After a long time of waiting, ‘The Night House’ has premiered on Disney +, the new horror film by David Bruckner, director of the notable Netflix’s ‘El Ritual’ (The Ritual, 2017), after having been seen for the first time in the already distant Sundance 2020. One of those pandemic setbacks that finally ended up on the small screen after the frustrated announcement that it was going to reach the cinemas this summer on July 16, then in late August, by Searchlight Pictures.
And it’s a shame, because we are looking at a fantastic esoteric variation of the haunted house cinema, with a huge Rebeca Hall as the protagonist, who is posed to see on the big screen, with a haunting use of architecture to create terror with pareidolias, shapes and reflections that should not go unnoticed in a time of terror with much more explicit appearances, which can become a way out for the genre when there is no more room for scares.
Hidden secrets and doomed architectures
Hall plays a teacher who continues to live in the house built by her architect husband after his suicide, until she begins to feel a strange presence in her that does not know if it is a ghost or his own imagination. The situation becomes more worrying when the widow discovers some secrets from the deceased’s past, which after their 14 years of marriage arrive like a jug of cold water.
All the apparitions revolve around the way his love, Owen (Evan Jonigketi), left the house he built by the lake at night, rowed out to the water and shot himself in the head, and the added traumatic factor that He gave no warning signs, nor was there any indication that anything between them might be wrong. The mystery also explodes in the viewer when the cryptic note he left his wife is revealed to us “You were right, there is nothing, nothing is chasing you, now you are safe“.

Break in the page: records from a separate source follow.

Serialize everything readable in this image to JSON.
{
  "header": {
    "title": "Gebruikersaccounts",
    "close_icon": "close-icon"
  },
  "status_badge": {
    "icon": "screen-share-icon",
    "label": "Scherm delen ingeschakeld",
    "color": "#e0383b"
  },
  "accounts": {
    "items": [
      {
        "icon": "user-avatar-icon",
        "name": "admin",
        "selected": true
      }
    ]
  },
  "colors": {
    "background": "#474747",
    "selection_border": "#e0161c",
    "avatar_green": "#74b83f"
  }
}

Confusion and frustration over uncertainty are crossed by strange events, such as the stereo turning on only in the middle of the night, or the visions that seem to have clues about the elusive purpose of her husband’s death: photos on the phone , possible third parties and mysteries that carry the argument by a roller coaster of sinister twists and turns, which are not what they seem, and even at the end of the film they seem to be clear.
Exploring Grief, Depression, and Suicide
However, ‘The Night House’ keeps its best weapon in working out the details, running away from the style of recent supernatural horror cinema with a drama tone without easy scares or appearances. The exploration of grief through terror connects with the melancholic tone of ‘At the end of the stairs‘(The Changeling, 1980) or’ Amenaza en la sombra ‘(Don’t Look Now, 1973), with which he has in common strange visions, intangible premonitions and moments of sleep with enigmas that uncover an original occult background.
Bruckner addresses horrors of shadows, presences and forms, which are a pain metaphor with chilling implications for depression and suicide. Her revelations make her reconsider from the beginning and she hides much more than what appears in her information about the house, the figures that are found and the books where the protagonist seems to find a line of breadcrumbs towards the truth. Rebeca Hall embroiders a cynical and deeply wounded character who reacts to her husband’s hidden past in surprising ways.
Nothing is what it seems and all we see are reflections of the truth, which involve a hidden struggle that we only intuit, where the house where they lived comes into play and an unheard of return to some of the most casual comments in conversations a priori without much importance. ‘The Night House’ is not a riot of shocking images, it is directed with elegance and delves into psychological horror with echoes of films like ‘The Curse of the Bishop’ (1971) but almost with a tone of a 90s thriller that deceives. There is nothing randomly placed and its puzzle leaves room to rebuild it again days later and return to it in the future.